We decided that I would take any wedding that would come my way for 2014 and that my end date would be a few weeks before wedding season started in June. I went back to work in January with this secret for a few months and after I gave my official notice in the spring, I couldn’t remember a time that I felt so scared yet so free. It was the most liberating thing and I knew that I was heading in the right direction. I had a piece of yellow note paper on my cubicle wall that read, “Growth is painful. Change is painful. But nothing is as painful as staying stuck somewhere you don’t belong – Mandy Hale.” It was this that kept me going the last 6 months of my job, even though the prospect of going out on my own scared me to no end. What if it didn’t work? How will we afford to live? But my husband was so incredibly supportive and we knew what we needed to do for my own sanity. We would worry about the money later.
Even though being self employed has all its own set of interesting issues, I do not regret my choice for one moment. I’m now 6 months on the other side of leaving the office behind and I am fully looking ahead. I have a mental clarity I have not had in years. I have time with my family on weeknights and weekends. I have time to pour into what I really love to do and to meet new people in an industry that I really enjoy. This is not work to me. It’s so much more than that. The decision to leave has given me my life back.
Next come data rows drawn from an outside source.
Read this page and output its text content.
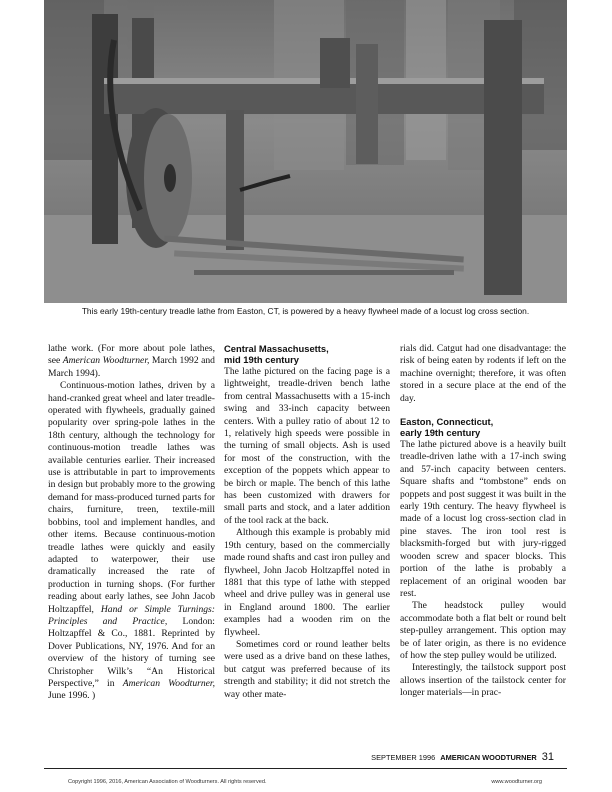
This early 19th-century treadle lathe from Easton, CT, is powered by a heavy flywheel made of a locust log cross section.

lathe work. (For more about pole lathes, see American Woodturner, March 1992 and March 1994).

Continuous-motion lathes, driven by a hand-cranked great wheel and later treadle-operated with flywheels, gradually gained popularity over spring-pole lathes in the 18th century, although the technology for continuous-motion treadle lathes was available centuries earlier. Their increased use is attributable in part to improvements in design but probably more to the growing demand for mass-produced turned parts for chairs, furniture, treen, textile-mill bobbins, tool and implement handles, and other items. Because continuous-motion treadle lathes were quickly and easily adapted to waterpower, their use dramatically increased the rate of production in turning shops. (For further reading about early lathes, see John Jacob Holtzapffel, Hand or Simple Turnings: Principles and Practice, London: Holtzapffel & Co., 1881. Reprinted by Dover Publications, NY, 1976. And for an overview of the history of turning see Christopher Wilk’s “An Historical Perspective,” in American Woodturner, June 1996. )

Central Massachusetts,
mid 19th century

The lathe pictured on the facing page is a lightweight, treadle-driven bench lathe from central Massachusetts with a 15-inch swing and 33-inch capacity between centers. With a pulley ratio of about 12 to 1, relatively high speeds were possible in the turning of small objects. Ash is used for most of the construction, with the exception of the poppets which appear to be birch or maple. The bench of this lathe has been customized with drawers for small parts and stock, and a later addition of the tool rack at the back.

Although this example is probably mid 19th century, based on the commercially made round shafts and cast iron pulley and flywheel, John Jacob Holtzapffel noted in 1881 that this type of lathe with stepped wheel and drive pulley was in general use in England around 1800. The earlier examples had a wooden rim on the flywheel.

Sometimes cord or round leather belts were used as a drive band on these lathes, but catgut was preferred because of its strength and stability; it did not stretch the way other mate-

rials did. Catgut had one disadvantage: the risk of being eaten by rodents if left on the machine overnight; therefore, it was often stored in a secure place at the end of the day.

Easton, Connecticut,
early 19th century

The lathe pictured above is a heavily built treadle-driven lathe with a 17-inch swing and 57-inch capacity between centers. Square shafts and “tombstone” ends on poppets and post suggest it was built in the early 19th century. The heavy flywheel is made of a locust log cross-section clad in pine staves. The iron tool rest is blacksmith-forged but with jury-rigged wooden screw and spacer blocks. This portion of the lathe is probably a replacement of an original wooden bar rest.

The headstock pulley would accommodate both a flat belt or round belt step-pulley arrangement. This option may be of later origin, as there is no evidence of how the step pulley would be utilized.

Interestingly, the tailstock support post allows insertion of the tailstock center for longer materials—in prac-

SEPTEMBER 1996 AMERICAN WOODTURNER 31
Copyright 1996, 2016, American Association of Woodturners. All rights reserved.	www.woodturner.org
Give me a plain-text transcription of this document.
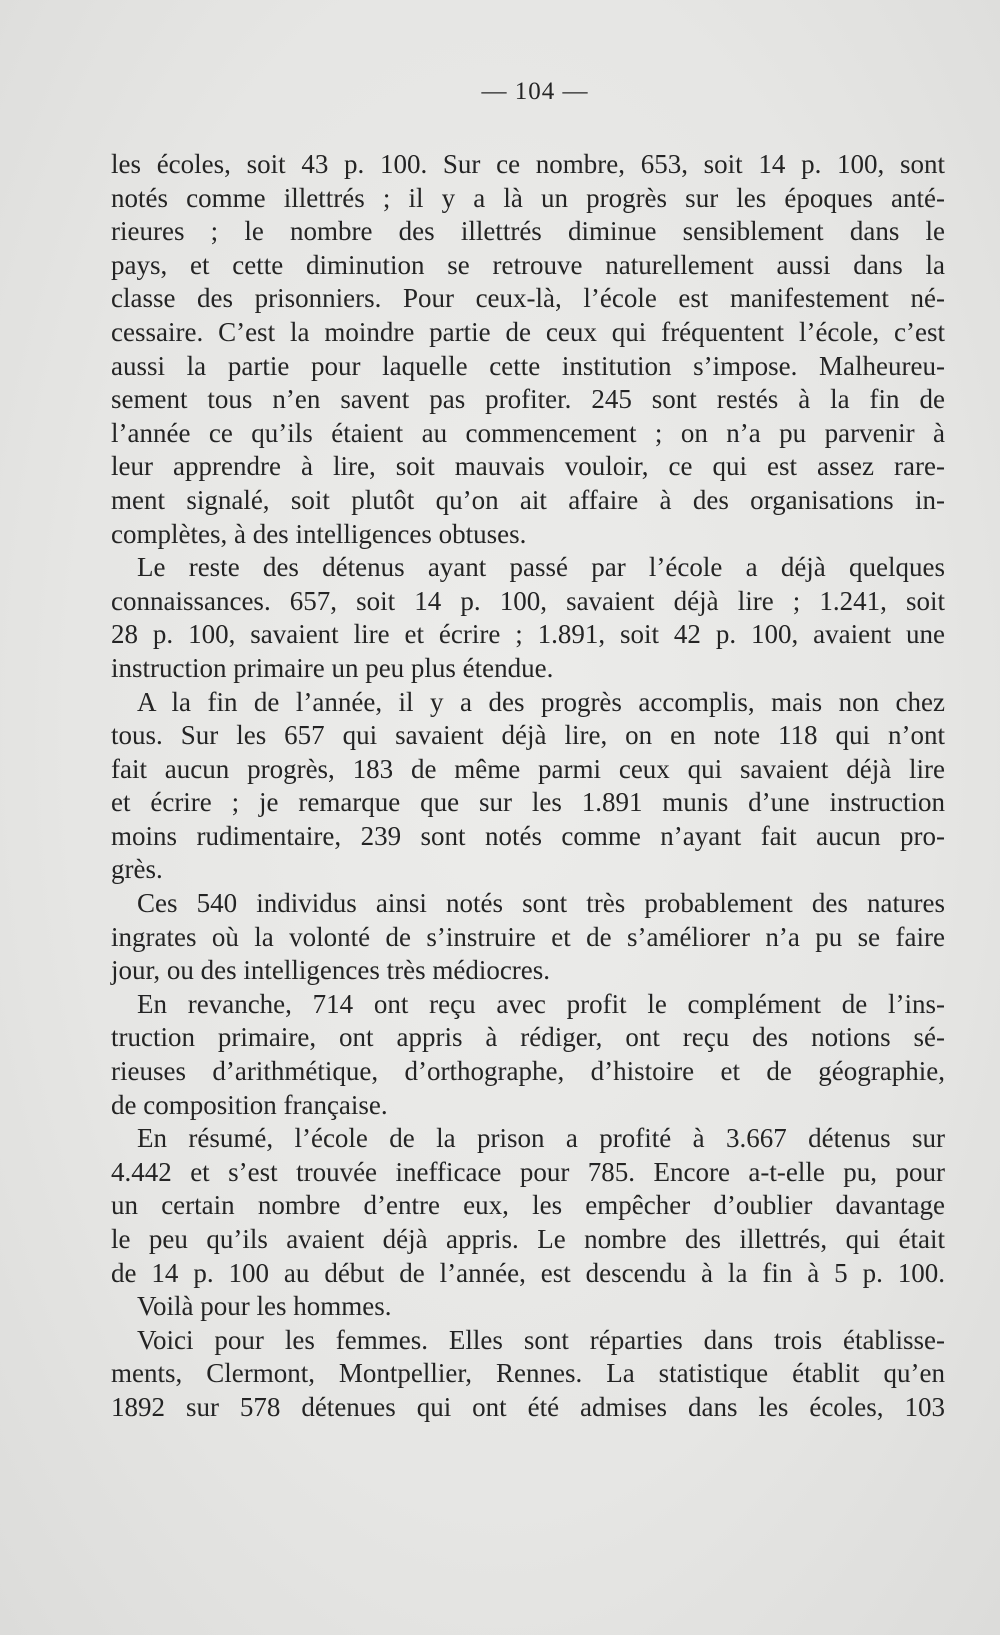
— 104 —
les écoles, soit 43 p. 100. Sur ce nombre, 653, soit 14 p. 100, sont
notés comme illettrés ; il y a là un progrès sur les époques anté-
rieures ; le nombre des illettrés diminue sensiblement dans le
pays, et cette diminution se retrouve naturellement aussi dans la
classe des prisonniers. Pour ceux-là, l’école est manifestement né-
cessaire. C’est la moindre partie de ceux qui fréquentent l’école, c’est
aussi la partie pour laquelle cette institution s’impose. Malheureu-
sement tous n’en savent pas profiter. 245 sont restés à la fin de
l’année ce qu’ils étaient au commencement ; on n’a pu parvenir à
leur apprendre à lire, soit mauvais vouloir, ce qui est assez rare-
ment signalé, soit plutôt qu’on ait affaire à des organisations in-
complètes, à des intelligences obtuses.
Le reste des détenus ayant passé par l’école a déjà quelques
connaissances. 657, soit 14 p. 100, savaient déjà lire ; 1.241, soit
28 p. 100, savaient lire et écrire ; 1.891, soit 42 p. 100, avaient une
instruction primaire un peu plus étendue.
A la fin de l’année, il y a des progrès accomplis, mais non chez
tous. Sur les 657 qui savaient déjà lire, on en note 118 qui n’ont
fait aucun progrès, 183 de même parmi ceux qui savaient déjà lire
et écrire ; je remarque que sur les 1.891 munis d’une instruction
moins rudimentaire, 239 sont notés comme n’ayant fait aucun pro-
grès.
Ces 540 individus ainsi notés sont très probablement des natures
ingrates où la volonté de s’instruire et de s’améliorer n’a pu se faire
jour, ou des intelligences très médiocres.
En revanche, 714 ont reçu avec profit le complément de l’ins-
truction primaire, ont appris à rédiger, ont reçu des notions sé-
rieuses d’arithmétique, d’orthographe, d’histoire et de géographie,
de composition française.
En résumé, l’école de la prison a profité à 3.667 détenus sur
4.442 et s’est trouvée inefficace pour 785. Encore a-t-elle pu, pour
un certain nombre d’entre eux, les empêcher d’oublier davantage
le peu qu’ils avaient déjà appris. Le nombre des illettrés, qui était
de 14 p. 100 au début de l’année, est descendu à la fin à 5 p. 100.
Voilà pour les hommes.
Voici pour les femmes. Elles sont réparties dans trois établisse-
ments, Clermont, Montpellier, Rennes. La statistique établit qu’en
1892 sur 578 détenues qui ont été admises dans les écoles, 103
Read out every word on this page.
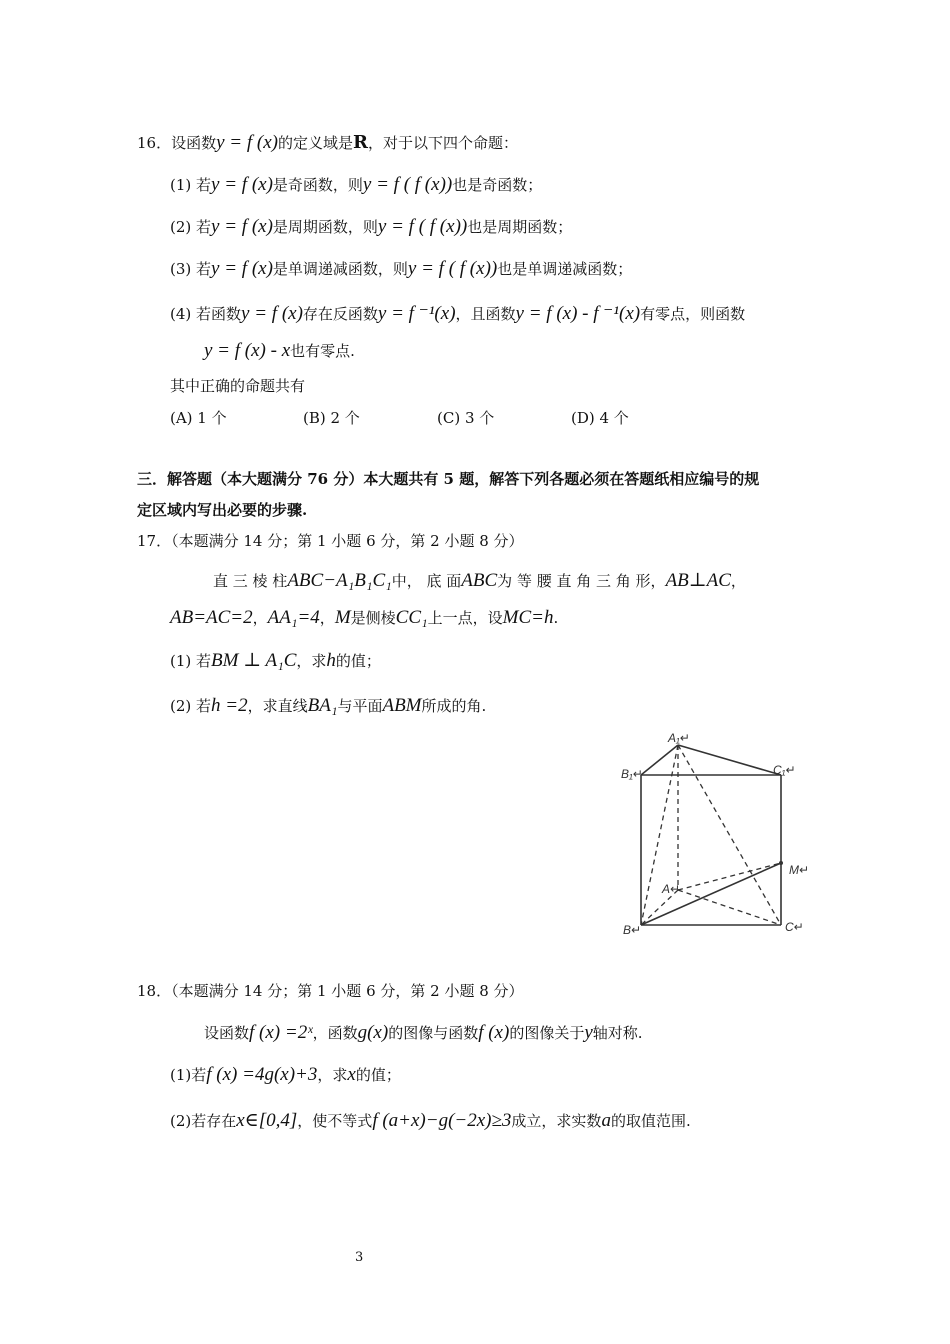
16．设函数y = f (x)的定义域是R，对于以下四个命题：
(1) 若y = f (x)是奇函数，则y = f ( f (x))也是奇函数；
(2) 若y = f (x)是周期函数，则y = f ( f (x))也是周期函数；
(3) 若y = f (x)是单调递减函数，则y = f ( f (x))也是单调递减函数；
(4) 若函数y = f (x)存在反函数y = f ⁻¹(x)，且函数y = f (x) - f ⁻¹(x)有零点，则函数
y = f (x) - x也有零点.
其中正确的命题共有
(A) 1 个	(B) 2 个	(C) 3 个	(D) 4 个
三．解答题（本大题满分 76 分）本大题共有 5 题，解答下列各题必须在答题纸相应编号的规
定区域内写出必要的步骤.
17．（本题满分 14 分；第 1 小题 6 分，第 2 小题 8 分）
直 三 棱 柱ABC−A₁B₁C₁中， 底 面ABC为 等 腰 直 角 三 角 形，AB⊥AC，
AB=AC=2，AA₁=4，M是侧棱CC₁上一点，设MC=h.
(1) 若BM ⊥ A₁C，求h的值；
(2) 若h =2，求直线BA₁与平面ABM所成的角.
A₁↵
B₁↵	C₁↵
M↵
A↵
B↵	C↵
18．（本题满分 14 分；第 1 小题 6 分，第 2 小题 8 分）
设函数f (x) =2ˣ，函数g(x)的图像与函数f (x)的图像关于y轴对称.
(1)若f (x) =4g(x)+3，求x的值；
(2)若存在x∈[0,4]，使不等式f (a+x)−g(−2x)≥3成立，求实数a的取值范围.
3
So, you see, this year was really important to me. A really big milestone. It’s scary leaving the security of something into the great big unknown but not much has really changed in our lives, actually. I don’t know what I was waiting for. The “right time” will never arrive. Sometimes you just have to make your own path.
I am really excited about 2015 and what will happen. I don’t really know yet. All I know is that I am finally somewhere I belong.